Six years ago, I built my first Linux server. It was my third year at uni and I had just bought a new computer; being a poor student I would usually have upgraded but a mate of mine gave me his old case for some reason I don’t remember.

At the time I was living on campus with plenty of geeks on the local irc channel to encourage me and get me started – my debian stable server was born. I named it rei, after the evangellion character (it was the first anime I ever watched, which happened around the same time).

The campus environment at uni was the ideal place to learn server administration. I had lots of people in the same building to get advice from, but each room was networked so if I messed up it only affected me (well, most of the time anyway 😉 ).

And so it was that I learned how to set up a basic firewall, file server and eventually an IMAP server + fetchmail which I have been using ever since. In the years since it has run – in addition to the normal tasks – stuff like an irc server and a local network game server (can’t remember which game though). When I finished uni it became the house firewall (requiring a far more advanced ruleset).

After upgrading to debian testing almost immediately post-setup that little box has survived two motherboard failures, three case transplants, a lucky recovery from a storage drive failure and the incredibly lucky recovery from an accidental “rm -rf *” in the root directory (yay for reiserfsck!).

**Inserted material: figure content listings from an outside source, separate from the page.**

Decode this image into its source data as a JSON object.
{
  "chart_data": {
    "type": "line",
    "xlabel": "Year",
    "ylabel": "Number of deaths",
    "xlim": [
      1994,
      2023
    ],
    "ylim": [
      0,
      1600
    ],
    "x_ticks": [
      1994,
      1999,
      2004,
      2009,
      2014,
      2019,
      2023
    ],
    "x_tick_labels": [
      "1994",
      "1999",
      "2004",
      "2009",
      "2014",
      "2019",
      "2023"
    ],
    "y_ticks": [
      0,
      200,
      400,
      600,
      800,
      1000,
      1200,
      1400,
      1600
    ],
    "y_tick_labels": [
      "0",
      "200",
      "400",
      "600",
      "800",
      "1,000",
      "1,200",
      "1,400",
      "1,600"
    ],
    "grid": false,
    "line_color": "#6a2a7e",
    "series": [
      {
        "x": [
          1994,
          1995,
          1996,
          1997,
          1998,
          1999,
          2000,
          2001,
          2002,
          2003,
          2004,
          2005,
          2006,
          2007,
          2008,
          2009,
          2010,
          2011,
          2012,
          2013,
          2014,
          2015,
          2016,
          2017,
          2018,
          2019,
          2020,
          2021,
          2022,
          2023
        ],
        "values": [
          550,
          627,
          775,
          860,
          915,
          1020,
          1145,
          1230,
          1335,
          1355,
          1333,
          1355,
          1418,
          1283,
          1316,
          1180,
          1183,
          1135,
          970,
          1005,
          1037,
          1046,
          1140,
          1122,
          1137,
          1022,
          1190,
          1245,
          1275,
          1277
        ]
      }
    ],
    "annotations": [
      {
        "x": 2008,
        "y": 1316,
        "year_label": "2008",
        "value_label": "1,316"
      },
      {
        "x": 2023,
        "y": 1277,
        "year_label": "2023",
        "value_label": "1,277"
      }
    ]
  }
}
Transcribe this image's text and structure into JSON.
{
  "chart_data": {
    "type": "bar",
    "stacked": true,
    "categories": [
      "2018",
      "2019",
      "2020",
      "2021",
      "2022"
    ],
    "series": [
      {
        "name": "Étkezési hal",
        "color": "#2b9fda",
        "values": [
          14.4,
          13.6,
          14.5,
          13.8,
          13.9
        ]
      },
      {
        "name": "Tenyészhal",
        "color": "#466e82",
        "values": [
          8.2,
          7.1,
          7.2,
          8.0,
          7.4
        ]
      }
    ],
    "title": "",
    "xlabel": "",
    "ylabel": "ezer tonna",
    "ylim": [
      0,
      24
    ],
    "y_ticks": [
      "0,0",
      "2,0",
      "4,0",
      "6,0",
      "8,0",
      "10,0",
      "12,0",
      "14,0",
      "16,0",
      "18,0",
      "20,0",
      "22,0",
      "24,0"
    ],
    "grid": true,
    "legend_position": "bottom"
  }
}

I did eventually wipe the machine last year, after getting sick of kernel compiles and various other things caused by the age of the install that meant the server took more administration time than I wanted it to. By then I had a mythtv server as well (running fedora core 3), to make life easier I put ubuntu on both. And life was good.
 

Then with the recent possibility of using a small low powered mythtv frontend instead of the combined front/backend I have now, it got me thinking about why I need two servers. And as much as I hate to admit it, I don’t. Rei’s firewall has been replaced by a decent modem/router that doesn’t need any maintenance; the file server has been mostly replaced by my flatmate who is such a hoarder that he decided to build his own server. The files it serves now can easily be moved to the mythtv box.

The only thing I have needed that server for recently is mail, and I’ve been less than happy with that since I had to punch a hole in the firewall to my imap server in order to check mail on my phone. Even though we have adsl2 at home it isn’t as fast as I’d like. Not to mention that the fans in the case are so old and noisy that they’ve been unplugged so the drives are running hot. I had been holding off switching to gmail, but really the only excuse left was because I didn’t want to lose my first server. With the migration now done, it’s time to pull the plug.

The server name will live on; I already have plans to replace the mythtv backend with my dual core desktop machine when I either buy a new gaming PC or the still-rumored mac mini upgrade (if it has a decent graphics card that can replace the PC). That will be quite an upgrade from the 8-year old CPU (Athlon 1200c) it has been using since the first mobo failure.

But rei is dead, long live rei 🙂 (that’s a bit of a strange way to put it if you’ve seen the anime!)